Artist Patricia Piccinini created the Skywhale artwork's companion piece for the National Gallery of Australia in Canberra, with the pair unveiled on Sunday.
The gallery recently acquired Skywhale in an anonymous donation.
Conditions in Canberra were not conducive to flying the newly coupled Skywhales on Sunday so they were instead tethered near the National Gallery.
"This is about taking art to the people - you can literally look up in the sky and see the skywhales flying by," director Nick Mitzevich said.
"Audiences don't need to go to a gallery to see the skywhales - this is art that is accessible and democratic."
Piccinini is known for her hyper-real sculptures.
The ACT government commissioned Skywhale in 2013 as part of Canberra's centenary celebrations.
The $172,000 cost was decried by some as a waste of money, but thousands of Canberrans turned out to see the artwork flying over the city and it has toured the world in the years since.
Mr Mitzevich said the Skywhales will take to the skies of Canberra three times together before heading off on a two-year national tour.
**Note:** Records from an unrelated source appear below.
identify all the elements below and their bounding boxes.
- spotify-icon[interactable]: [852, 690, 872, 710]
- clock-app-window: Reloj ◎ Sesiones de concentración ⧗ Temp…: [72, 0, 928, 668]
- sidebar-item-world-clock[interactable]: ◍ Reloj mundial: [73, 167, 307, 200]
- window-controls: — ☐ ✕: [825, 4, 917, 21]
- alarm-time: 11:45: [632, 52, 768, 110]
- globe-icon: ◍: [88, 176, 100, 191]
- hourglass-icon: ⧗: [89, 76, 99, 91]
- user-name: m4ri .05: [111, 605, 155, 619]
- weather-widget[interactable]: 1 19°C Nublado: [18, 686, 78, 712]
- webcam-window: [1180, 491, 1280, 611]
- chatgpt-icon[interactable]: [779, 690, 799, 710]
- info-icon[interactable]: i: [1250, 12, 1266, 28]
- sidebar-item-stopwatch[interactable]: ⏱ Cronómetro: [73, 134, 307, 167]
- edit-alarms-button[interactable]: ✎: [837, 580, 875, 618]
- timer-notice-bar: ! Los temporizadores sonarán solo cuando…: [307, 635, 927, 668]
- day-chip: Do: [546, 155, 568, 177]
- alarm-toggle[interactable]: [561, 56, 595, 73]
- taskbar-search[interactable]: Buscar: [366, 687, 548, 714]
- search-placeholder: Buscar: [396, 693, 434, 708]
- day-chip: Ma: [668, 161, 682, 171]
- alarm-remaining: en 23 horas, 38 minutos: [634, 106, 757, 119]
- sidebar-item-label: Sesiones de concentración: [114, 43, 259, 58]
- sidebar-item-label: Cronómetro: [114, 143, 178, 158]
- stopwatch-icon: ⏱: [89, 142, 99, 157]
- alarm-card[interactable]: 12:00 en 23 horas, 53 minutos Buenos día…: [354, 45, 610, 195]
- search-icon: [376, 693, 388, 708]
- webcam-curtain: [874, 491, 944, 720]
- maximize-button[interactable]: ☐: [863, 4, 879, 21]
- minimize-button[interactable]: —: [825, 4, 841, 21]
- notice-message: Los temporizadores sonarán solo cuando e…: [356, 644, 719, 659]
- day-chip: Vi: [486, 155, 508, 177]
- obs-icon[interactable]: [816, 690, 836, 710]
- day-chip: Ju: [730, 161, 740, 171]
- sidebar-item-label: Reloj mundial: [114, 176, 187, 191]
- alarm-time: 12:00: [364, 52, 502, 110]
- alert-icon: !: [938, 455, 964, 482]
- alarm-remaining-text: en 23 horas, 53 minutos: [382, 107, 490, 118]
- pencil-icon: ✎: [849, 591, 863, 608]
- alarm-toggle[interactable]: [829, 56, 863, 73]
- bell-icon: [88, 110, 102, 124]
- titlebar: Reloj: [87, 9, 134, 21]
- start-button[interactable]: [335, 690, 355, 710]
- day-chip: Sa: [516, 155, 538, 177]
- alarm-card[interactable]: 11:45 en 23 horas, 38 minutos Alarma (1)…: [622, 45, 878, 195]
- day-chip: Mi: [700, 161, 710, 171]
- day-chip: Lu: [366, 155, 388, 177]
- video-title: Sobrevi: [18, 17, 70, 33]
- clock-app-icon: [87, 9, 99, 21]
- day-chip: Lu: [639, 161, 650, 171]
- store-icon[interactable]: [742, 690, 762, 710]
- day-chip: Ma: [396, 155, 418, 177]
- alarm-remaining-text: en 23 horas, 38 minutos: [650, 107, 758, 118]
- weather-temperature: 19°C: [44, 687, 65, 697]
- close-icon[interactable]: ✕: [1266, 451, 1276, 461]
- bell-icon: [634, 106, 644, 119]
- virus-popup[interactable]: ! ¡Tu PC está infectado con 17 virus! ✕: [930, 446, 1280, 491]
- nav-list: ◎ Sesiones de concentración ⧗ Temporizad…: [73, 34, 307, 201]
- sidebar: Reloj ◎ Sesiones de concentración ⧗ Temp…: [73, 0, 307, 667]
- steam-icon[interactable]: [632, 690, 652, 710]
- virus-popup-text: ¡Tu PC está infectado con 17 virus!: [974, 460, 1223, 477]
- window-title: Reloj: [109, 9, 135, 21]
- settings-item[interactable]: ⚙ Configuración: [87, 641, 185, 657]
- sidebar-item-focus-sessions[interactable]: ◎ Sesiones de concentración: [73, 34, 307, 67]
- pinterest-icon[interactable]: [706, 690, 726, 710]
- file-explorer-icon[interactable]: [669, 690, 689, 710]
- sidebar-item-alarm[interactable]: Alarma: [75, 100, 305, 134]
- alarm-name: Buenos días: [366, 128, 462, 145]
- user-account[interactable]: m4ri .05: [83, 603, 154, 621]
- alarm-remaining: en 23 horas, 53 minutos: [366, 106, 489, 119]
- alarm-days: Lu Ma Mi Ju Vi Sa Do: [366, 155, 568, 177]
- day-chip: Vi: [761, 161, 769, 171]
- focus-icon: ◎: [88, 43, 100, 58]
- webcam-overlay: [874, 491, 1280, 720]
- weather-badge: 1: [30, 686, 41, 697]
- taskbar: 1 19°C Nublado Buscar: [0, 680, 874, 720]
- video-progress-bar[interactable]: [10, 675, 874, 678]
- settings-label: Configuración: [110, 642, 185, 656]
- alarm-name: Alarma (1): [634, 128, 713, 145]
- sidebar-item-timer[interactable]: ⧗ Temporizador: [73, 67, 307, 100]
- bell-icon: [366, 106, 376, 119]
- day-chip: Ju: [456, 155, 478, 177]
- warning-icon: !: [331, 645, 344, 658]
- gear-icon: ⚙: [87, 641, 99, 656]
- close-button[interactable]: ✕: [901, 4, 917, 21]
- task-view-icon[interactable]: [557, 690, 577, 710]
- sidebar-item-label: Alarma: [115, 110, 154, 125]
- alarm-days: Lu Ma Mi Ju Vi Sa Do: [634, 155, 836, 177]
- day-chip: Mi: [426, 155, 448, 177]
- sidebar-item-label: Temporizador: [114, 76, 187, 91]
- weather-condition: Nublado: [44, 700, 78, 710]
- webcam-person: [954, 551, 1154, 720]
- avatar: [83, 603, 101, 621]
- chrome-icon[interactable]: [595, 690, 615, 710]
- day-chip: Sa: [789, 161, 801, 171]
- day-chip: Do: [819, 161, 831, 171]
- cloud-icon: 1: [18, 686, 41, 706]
They may also then float off to international destinations.
Piccinini said Skywhalepapa, like its partner, conveyed the concepts of nurturing, caring, nature and evolution. It can be seen carrying nine babies, ranging from newborns to toddlers.
Some 4.5 tonnes of air are required to inflate Skywhalepapa, which is as tall as a seven-storey building and is composed of some 3.6km of fabric. The balloon requires at least 30 minutes to fully inflate.